В частности император упомянул, всячески смягчая этот факт, что получал донесения относительно действий Лагарпа в Швейцарии, предпринятых якобы «в пользу Наполеона». В ответ Лагарп повторил свои прежние аргументы против войны 1815 года: «Почитал я вторжение во Францию попранием всех прав нации и не мог решиться в нем участвовать, поэтому даже от присутствия в армии союзников отказался. По возвращении моем в Париж император меня в том упрекнул дружески, но признал в конце концов справедливость моих резонов»[412] (на деле же Александр не стал с ним спорить в тех обстоятельствах, когда эта война уже ушла в прошлое, и согласился, как кажется, просто чтобы сделать приятное учителю).

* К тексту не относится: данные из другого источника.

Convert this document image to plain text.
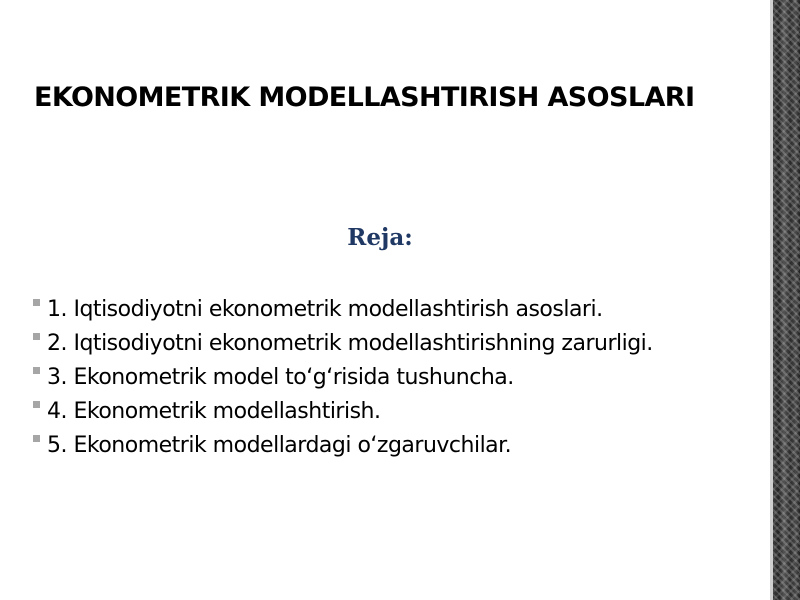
EKONOMETRIK MODELLASHTIRISH ASOSLARI
Reja:
1. Iqtisodiyotni ekonometrik modellashtirish asoslari.
2. Iqtisodiyotni ekonometrik modellashtirishning zarurligi.
3. Ekonometrik model to‘g‘risida tushuncha.
4. Ekonometrik modellashtirish.
5. Ekonometrik modellardagi o‘zgaruvchilar.
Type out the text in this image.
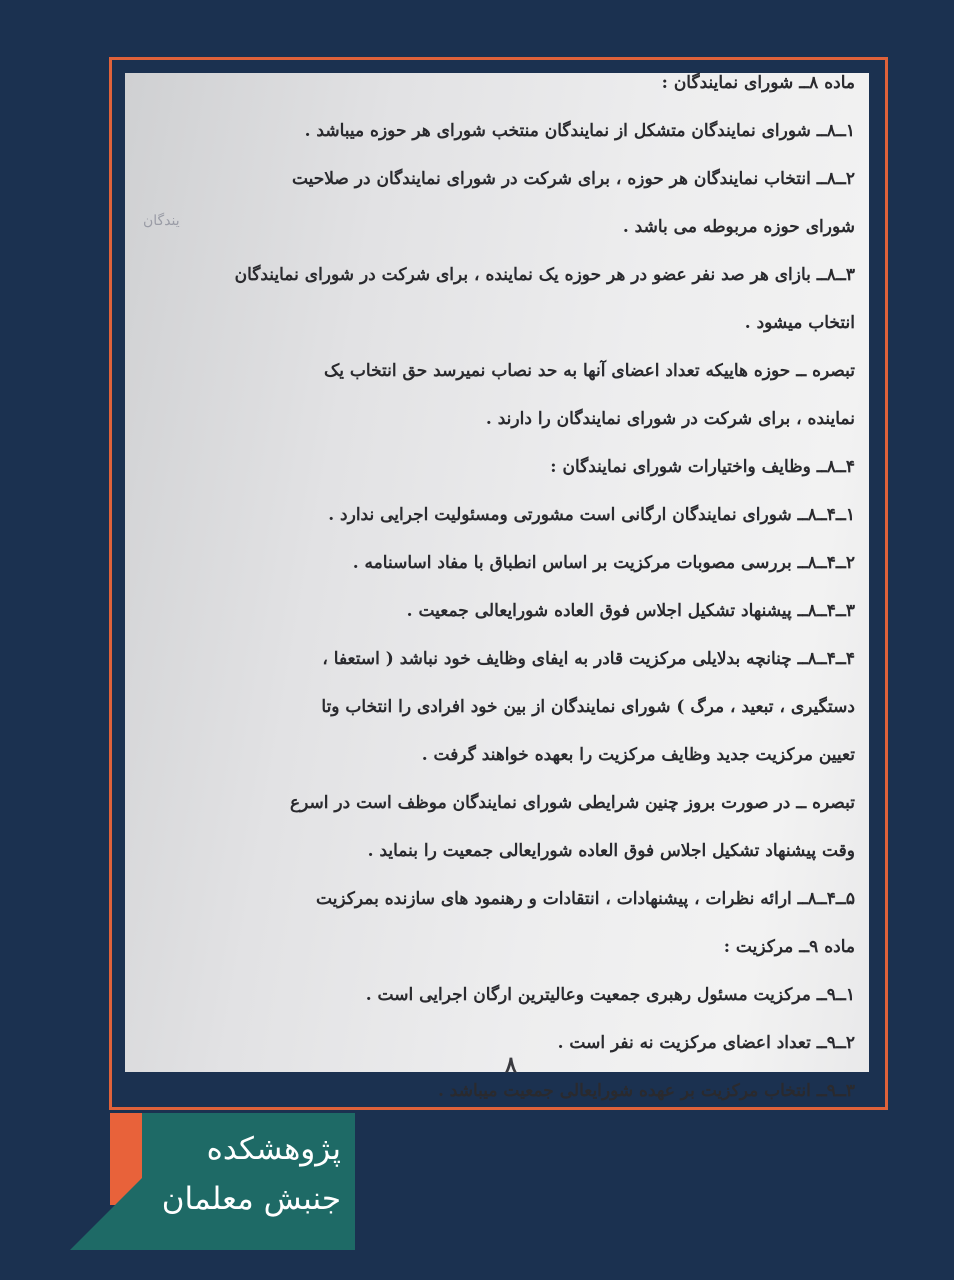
یندگان
ماده ۸ــ شورای نمایندگان :
۱ــ۸ــ شورای نمایندگان متشکل از نمایندگان منتخب شورای هر حوزه میباشد .
۲ــ۸ــ انتخاب نمایندگان هر حوزه ، برای شرکت در شورای نمایندگان در صلاحیت
شورای حوزه مربوطه می باشد .
۳ــ۸ــ بازای هر صد نفر عضو در هر حوزه یک نماینده ، برای شرکت در شورای نمایندگان
انتخاب میشود .
تبصره ــ حوزه هاییکه تعداد اعضای آنها به حد نصاب نمیرسد حق انتخاب یک
نماینده ، برای شرکت در شورای نمایندگان را دارند .
۴ــ۸ــ وظایف واختیارات شورای نمایندگان :
۱ــ۴ــ۸ــ شورای نمایندگان ارگانی است مشورتی ومسئولیت اجرایی ندارد .
۲ــ۴ــ۸ــ بررسی مصوبات مرکزیت بر اساس انطباق با مفاد اساسنامه .
۳ــ۴ــ۸ــ پیشنهاد تشکیل اجلاس فوق العاده شورایعالی جمعیت .
۴ــ۴ــ۸ــ چنانچه بدلایلی مرکزیت قادر به ایفای وظایف خود نباشد ( استعفا ،
دستگیری ، تبعید ، مرگ ) شورای نمایندگان از بین خود افرادی را انتخاب وتا
تعیین مرکزیت جدید وظایف مرکزیت را بعهده خواهند گرفت .
تبصره ــ در صورت بروز چنین شرایطی شورای نمایندگان موظف است در اسرع
وقت پیشنهاد تشکیل اجلاس فوق العاده شورایعالی جمعیت را بنماید .
۵ــ۴ــ۸ــ ارائه نظرات ، پیشنهادات ، انتقادات و رهنمود های سازنده بمرکزیت
ماده ۹ــ مرکزیت :
۱ــ۹ــ مرکزیت مسئول رهبری جمعیت وعالیترین ارگان اجرایی است .
۲ــ۹ــ تعداد اعضای مرکزیت نه نفر است .
۳ــ۹ــ انتخاب مرکزیت بر عهده شورایعالی جمعیت میباشد .
۸
پژوهشکده
جنبش معلمان
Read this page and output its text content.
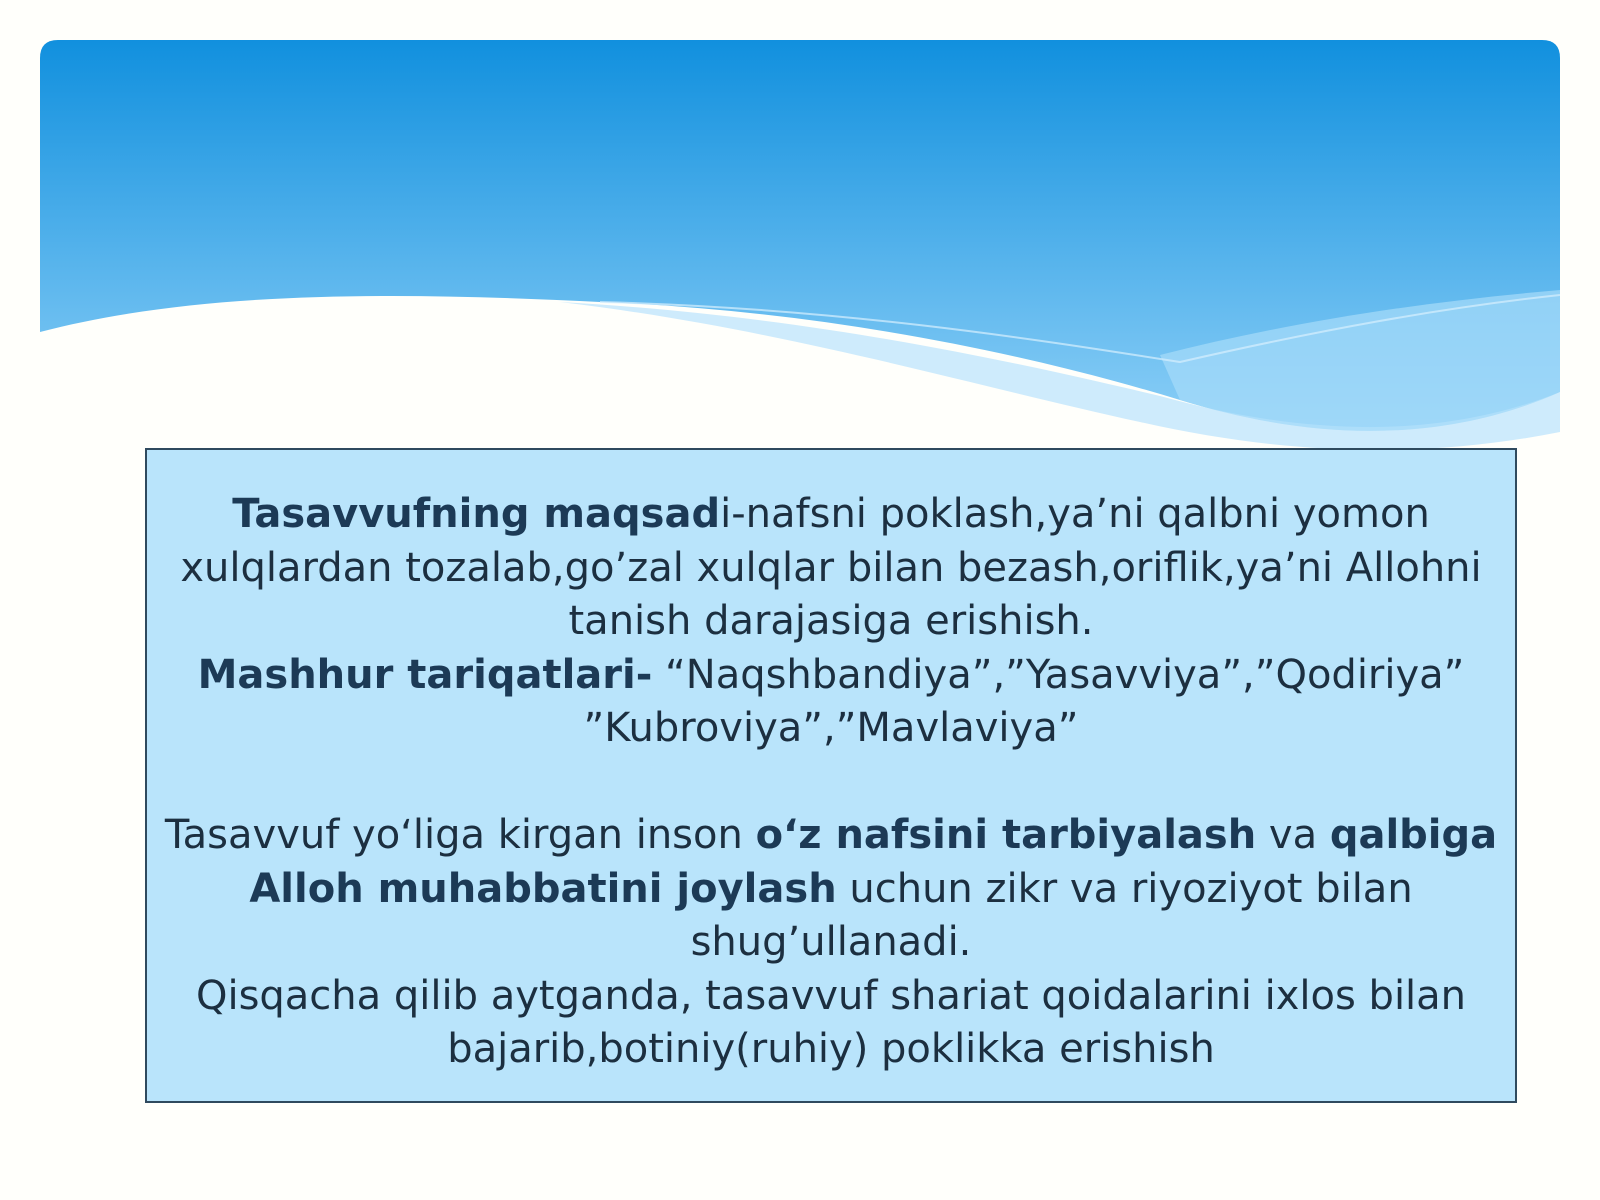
Tasavvufning maqsadi-nafsni poklash,ya’ni qalbni yomon xulqlardan tozalab,go’zal xulqlar bilan bezash,oriflik,ya’ni Allohni tanish darajasiga erishish.

Mashhur tariqatlari- “Naqshbandiya”,”Yasavviya”,”Qodiriya” ”Kubroviya”,”Mavlaviya”

Tasavvuf yo‘liga kirgan inson o‘z nafsini tarbiyalash va qalbiga Alloh muhabbatini joylash uchun zikr va riyoziyot bilan shug’ullanadi.

Qisqacha qilib aytganda, tasavvuf shariat qoidalarini ixlos bilan bajarib,botiniy(ruhiy) poklikka erishish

А вот еще более характерный пример. Лагарп надеялся, что царь сможет повлиять на то, чтобы на противников Бурбонов и, вообще, на население Франции, поддержавшее Наполеона, не обрушились репресии. В своем письме Устери, написанном по горячим следами встречи, Лагарп всячески подчеркивал великодушие Александра: «Я имел счастье нанести визит императору, который меня ждал уже несколько недель. Мы обедали вдвоем, так же как и на следующий день, что дало нам возможность обсудить многие интересные сюжеты. Его поведение в это критическое время было, как всегда, великодушным, и можно почти надеяться, что здешние власти вынесут больше уроков из его речей, чем год назад. Дисциплина русских войск была образцовой, а их руки не запятнаны тем возмутительным насилием, которое совершается над побежденным и обезоруженным народом, чье отчаяние еще может иметь ужасные последствия, если прорвется наружу. А господа австрийцы, англичане и пруссаки делают все, чтобы добиться этого результата»[413]. Александр I тогда успокоил учителя, заверив его, что во Франции во всем будут строго придерживаться положений конституционной Хартии, а в Палате депутатов решения будет принимать «большинство умеренное и разумное». Но действительность оказалась ровно противоположной: французский парламент в 1815–1816 годах, получивший название Бесподобной палаты, был составлен почти на 90 процентов из жаждущих мести ультрароялистов, и они развернули в стране Белый террор, жертвами которого стали сотни людей[414].

Что же касается России, то царь – искренне или нет? – повторил швейцарцу несколько раз, что по-прежнему уверен «в справедливости правил и доктрин», которым от него научился «и в которых благодаря собственным размышлениям еще более утвердился», и что продолжит «реформаторские труды свои и займется в первую очередь народным просвещением, законодательством и судопроизводством, а равно и устройством внутреннего управления империей». «Говорил он тоном торжественным и трогательным, зная, что я ко всему этому живейший питаю интерес», – вспоминал Лагарп. Не удержался царь и от горькой ремарки о том, что «если бы он не ошибался так часто в тех, кого облекал своим доверием, то его проекты реформ давно были бы уже воплощены в жизнь»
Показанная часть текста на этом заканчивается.